おれの部屋…。聞きたかったのはそういうことでは無かったのだが。
ふと、気を失う寸前に見た光景を思い出す。落ちていく体を支えてくれた誰かのシルエットは、ちょうど目の前にいる男の人と似ていた。


「貴方が私を助けてくれた…?」
「空見てたら突然落ちてきたから驚いたよい。お前、一体何処から来たんだ?」


何処からか落ちたことは覚えている。だけど、何処から?思い出そうとすると鈍い痛みで思考を遮られる。


「何処……なんだろ……」
「思い出せねぇのか?」
「わかんない。なんか、思い出そうとすると、頭が痛くて」


私は頭を抱えるようにしてうずくまる。目の前の男が「大丈夫か?」と声をかけてくれて、水の入ったコップを渡してくれた。私はそれをどうにか受け取り、一口飲んで少しだけ気持ちが落ち着いた。

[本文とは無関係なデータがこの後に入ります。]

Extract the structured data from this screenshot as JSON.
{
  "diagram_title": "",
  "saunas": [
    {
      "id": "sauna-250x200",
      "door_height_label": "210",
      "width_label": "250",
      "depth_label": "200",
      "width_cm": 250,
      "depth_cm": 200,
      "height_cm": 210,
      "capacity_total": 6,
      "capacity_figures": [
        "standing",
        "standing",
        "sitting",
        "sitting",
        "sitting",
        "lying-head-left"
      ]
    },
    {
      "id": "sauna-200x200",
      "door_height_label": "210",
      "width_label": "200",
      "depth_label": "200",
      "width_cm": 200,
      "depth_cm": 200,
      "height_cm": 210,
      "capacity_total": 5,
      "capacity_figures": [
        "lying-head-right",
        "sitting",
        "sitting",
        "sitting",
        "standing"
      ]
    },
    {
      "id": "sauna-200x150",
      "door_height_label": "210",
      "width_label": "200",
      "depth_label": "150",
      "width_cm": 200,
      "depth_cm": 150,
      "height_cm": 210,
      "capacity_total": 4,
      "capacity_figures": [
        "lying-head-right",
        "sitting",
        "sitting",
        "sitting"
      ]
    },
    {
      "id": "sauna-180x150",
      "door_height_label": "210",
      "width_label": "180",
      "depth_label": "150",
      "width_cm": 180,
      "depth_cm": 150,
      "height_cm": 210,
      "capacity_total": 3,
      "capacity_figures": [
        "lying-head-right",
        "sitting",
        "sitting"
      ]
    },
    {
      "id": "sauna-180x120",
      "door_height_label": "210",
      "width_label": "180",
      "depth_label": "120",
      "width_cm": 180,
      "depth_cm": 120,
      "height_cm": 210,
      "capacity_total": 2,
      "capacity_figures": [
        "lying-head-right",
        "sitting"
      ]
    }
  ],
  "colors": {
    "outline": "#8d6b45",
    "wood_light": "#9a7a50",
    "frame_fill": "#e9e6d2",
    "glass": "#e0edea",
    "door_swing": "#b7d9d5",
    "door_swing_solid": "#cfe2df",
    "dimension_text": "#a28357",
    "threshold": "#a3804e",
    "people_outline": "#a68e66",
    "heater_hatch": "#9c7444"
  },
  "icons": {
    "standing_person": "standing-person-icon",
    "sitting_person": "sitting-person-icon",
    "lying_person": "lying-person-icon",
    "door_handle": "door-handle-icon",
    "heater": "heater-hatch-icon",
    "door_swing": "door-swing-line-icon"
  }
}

「近くには島もねぇし……。海も穏やかだった。何処から来たのか俺も検討がつかない」
「何も思い出せなくて申し訳ないです…」
「……名前はなんて言うんだ?」


ため息を吐いて彼はそう尋ねた。名前………。思い出そうとして、しかしそれすらも思い出せないことに気付いて怖くなる。私は一体誰なんだ……?


「おい、まさか名前も思い出せねぇのか?」
「……分からない。名前……私の名前………」


急に恐怖が襲ってくる。ここが何処かもわからない。自分の名前さえも思い出せない。自分がどうやって生まれて育ってきたのか。そもそも自分とは一体何なのか。
恐らく青ざめていただろう私の顔を気の毒そうに彼は見ていた。


「とりあえず、もう一回寝ろ。まだ体調も回復したわけじゃないし、起きたら思い出しているかもしれねぇよい」
「…はい」
「近くにいるから、何かあったら呼べばいい」


そういって部屋を出て行こうとする彼の背中を見ると、急に心細くなった。何かあったら呼べばいいと言われても、彼の名前すら分からない。


「あの」
「ん?」


気付いたら呼び止めていた。自分の名前も分からない私が人に名前を尋ねるのは、もしかしたらおかしいのかもしれない。だけど、私は彼の名前を知らなければなならないと感じたのだ。


「名前、貴方の名前は?呼べば良いって言われても、貴方の名前を知らなきゃ、呼べないです」
「……マルコだ。しばらくゆっくりしておけ」


少し意外そうな顔をしたが、すぐ答えて、彼は部屋を出て行った。